NATO and eight coalition nations participating in the Coalition Warrior Interoperability eXploration, eXperimentation and eXamination, eXercise (CWIX) are working to reduce the amount of time it takes to join coalition networks in the future. On average, it took a year or more for a nation to join the Afghan Mission Network, but officials hope to trim that down to a matter of weeks, says Lt. Col, Jenniffer Romero, USAF, the CWIX Future Mission Network focus area lead.
“On average, it was taking a year, maybe 18 months, for a nation to join the Afghan Mission Network, and usually we don’t have that much time,” says Col. Romero, who also serves as the chief, cyber assessments for the U.S. Joint Staff J6 Command, Control, Communications and Computers Assessments Division.
The network for future operations will be a federated network modeled after the Afghan Mission Network, for which NATO offered the core infrastructure that participating nations could connect with using their own networks.
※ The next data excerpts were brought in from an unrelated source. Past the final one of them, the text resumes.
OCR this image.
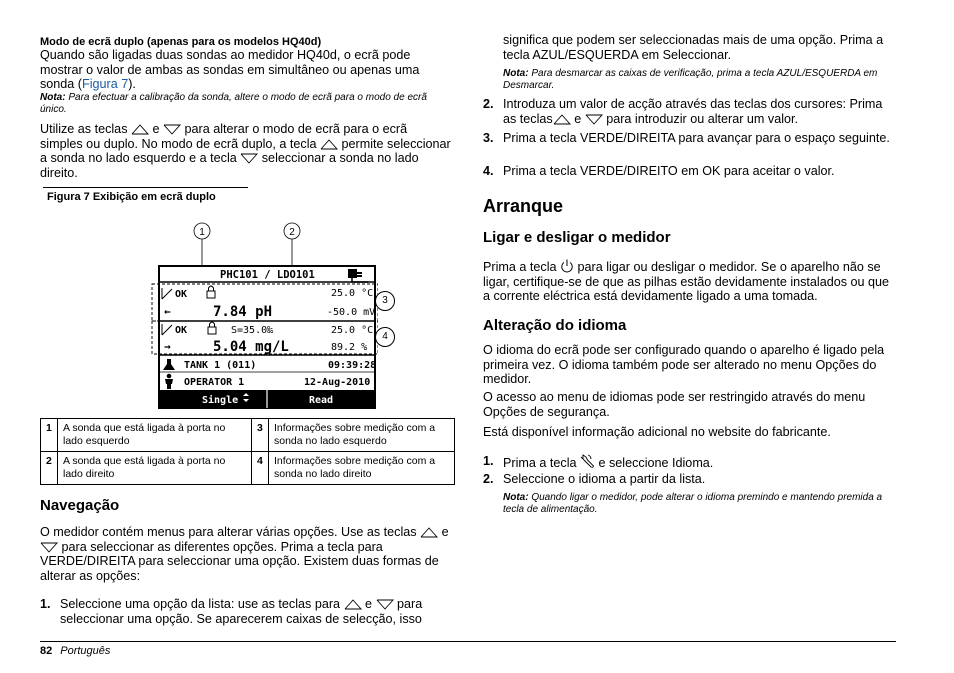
Modo de ecrã duplo (apenas para os modelos HQ40d)

Quando são ligadas duas sondas ao medidor HQ40d, o ecrã pode mostrar o valor de ambas as sondas em simultâneo ou apenas uma sonda (Figura 7).

Nota: Para efectuar a calibração da sonda, altere o modo de ecrã para o modo de ecrã único.

Utilize as teclas  e  para alterar o modo de ecrã para o ecrã simples ou duplo. No modo de ecrã duplo, a tecla  permite seleccionar a sonda no lado esquerdo e a tecla  seleccionar a sonda no lado direito.

Figura 7 Exibição em ecrã duplo
1	2
PHC101 / LDO101
OK	25.0 °C
←	7.84 pH	-50.0 mV
OK	S=35.0‰	25.0 °C
→	5.04 mg/L	89.2 %
TANK 1 (011)	09:39:28
OPERATOR 1	12-Aug-2010
Single	Read
3
4
1	A sonda que está ligada à porta no lado esquerdo	3	Informações sobre medição com a sonda no lado esquerdo
2	A sonda que está ligada à porta no lado direito	4	Informações sobre medição com a sonda no lado direito
Navegação

O medidor contém menus para alterar várias opções. Use as teclas e  para seleccionar as diferentes opções. Prima a tecla para VERDE/DIREITA para seleccionar uma opção. Existem duas formas de alterar as opções:

1. Seleccione uma opção da lista: use as teclas para  e  para seleccionar uma opção. Se aparecerem caixas de selecção, isso

significa que podem ser seleccionadas mais de uma opção. Prima a tecla AZUL/ESQUERDA em Seleccionar.

Nota: Para desmarcar as caixas de verificação, prima a tecla AZUL/ESQUERDA em Desmarcar.

2. Introduza um valor de acção através das teclas dos cursores: Prima as teclas e  para introduzir ou alterar um valor.
3. Prima a tecla VERDE/DIREITA para avançar para o espaço seguinte.
4. Prima a tecla VERDE/DIREITO em OK para aceitar o valor.
Arranque
Ligar e desligar o medidor

Prima a tecla  para ligar ou desligar o medidor. Se o aparelho não se ligar, certifique-se de que as pilhas estão devidamente instalados ou que a corrente eléctrica está devidamente ligado a uma tomada.

Alteração do idioma

O idioma do ecrã pode ser configurado quando o aparelho é ligado pela primeira vez. O idioma também pode ser alterado no menu Opções do medidor.

O acesso ao menu de idiomas pode ser restringido através do menu Opções de segurança.

Está disponível informação adicional no website do fabricante.

1. Prima a tecla  e seleccione Idioma.
2. Seleccione o idioma a partir da lista.

Nota: Quando ligar o medidor, pode alterar o idioma premindo e mantendo premida a tecla de alimentação.

82 Português
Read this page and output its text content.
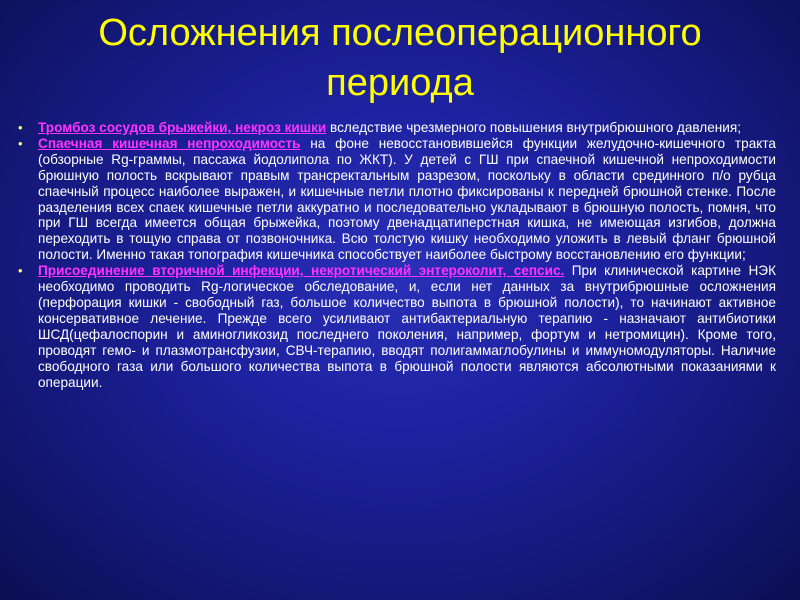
Осложнения послеоперационного периода
• Тромбоз сосудов брыжейки, некроз кишки вследствие чрезмерного повышения внутрибрюшного давления;
• Спаечная кишечная непроходимость на фоне невосстановившейся функции желудочно-кишечного тракта (обзорные Rg-граммы, пассажа йодолипола по ЖКТ). У детей с ГШ при спаечной кишечной непроходимости брюшную полость вскрывают правым трансректальным разрезом, поскольку в области срединного п/о рубца спаечный процесс наиболее выражен, и кишечные петли плотно фиксированы к передней брюшной стенке. После разделения всех спаек кишечные петли аккуратно и последовательно укладывают в брюшную полость, помня, что при ГШ всегда имеется общая брыжейка, поэтому двенадцатиперстная кишка, не имеющая изгибов, должна переходить в тощую справа от позвоночника. Всю толстую кишку необходимо уложить в левый фланг брюшной полости. Именно такая топография кишечника способствует наиболее быстрому восстановлению его функции;
• Присоединение вторичной инфекции, некротический энтероколит, сепсис. При клинической картине НЭК необходимо проводить Rg-логическое обследование, и, если нет данных за внутрибрюшные осложнения (перфорация кишки - свободный газ, большое количество выпота в брюшной полости), то начинают активное консервативное лечение. Прежде всего усиливают антибактериальную терапию - назначают антибиотики ШСД(цефалоспорин и аминогликозид последнего поколения, например, фортум и нетромицин). Кроме того, проводят гемо- и плазмотрансфузии, СВЧ-терапию, вводят полигаммаглобулины и иммуномодуляторы. Наличие свободного газа или большого количества выпота в брюшной полости являются абсолютными показаниями к операции.
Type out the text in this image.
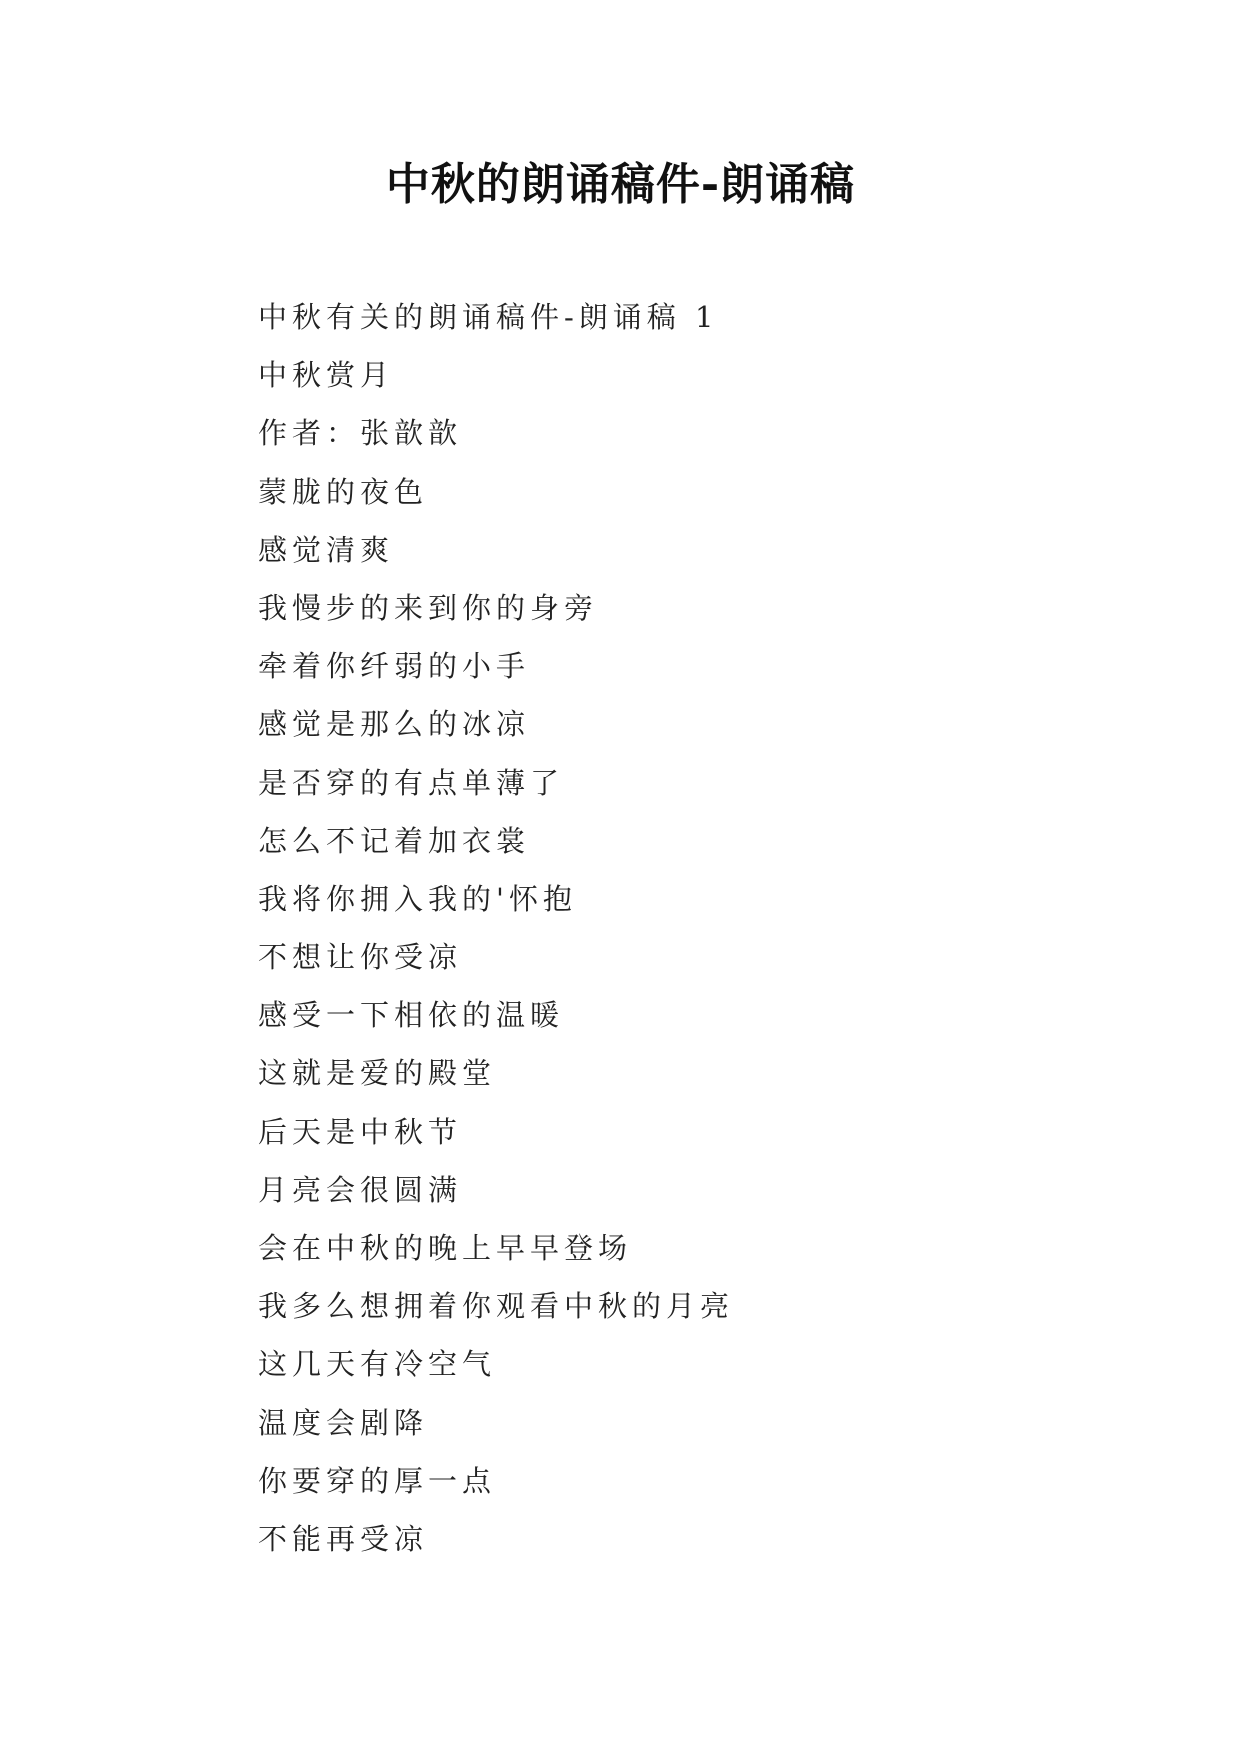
中秋的朗诵稿件-朗诵稿
中秋有关的朗诵稿件-朗诵稿 1
中秋赏月
作者：张歆歆
蒙胧的夜色
感觉清爽
我慢步的来到你的身旁
牵着你纤弱的小手
感觉是那么的冰凉
是否穿的有点单薄了
怎么不记着加衣裳
我将你拥入我的'怀抱
不想让你受凉
感受一下相依的温暖
这就是爱的殿堂
后天是中秋节
月亮会很圆满
会在中秋的晚上早早登场
我多么想拥着你观看中秋的月亮
这几天有冷空气
温度会剧降
你要穿的厚一点
不能再受凉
Col. Romero explains that the goal is to have core services up and running on “day zero,” which she defines as the day pre-deployment orders drop. “Our goal is for the lead nation or lead organization to have the core up and running on that day and for people to be able to join within weeks as opposed to months and months,” she says.
To streamline the process, officials are creating templates of instructions for joining future coalition networks, which NATO officials refer to as the Future Mission Network and U.S. officials dub the Mission Partner Environment. For the CWIX exercise, which runs from June 3-20, they have built a mission network that includes core services such as voice, chat, email and document handling. “We’re assessing those core enterprise services on a future mission network that was built for CWIX 13 specifically for that purpose,” the colonel states.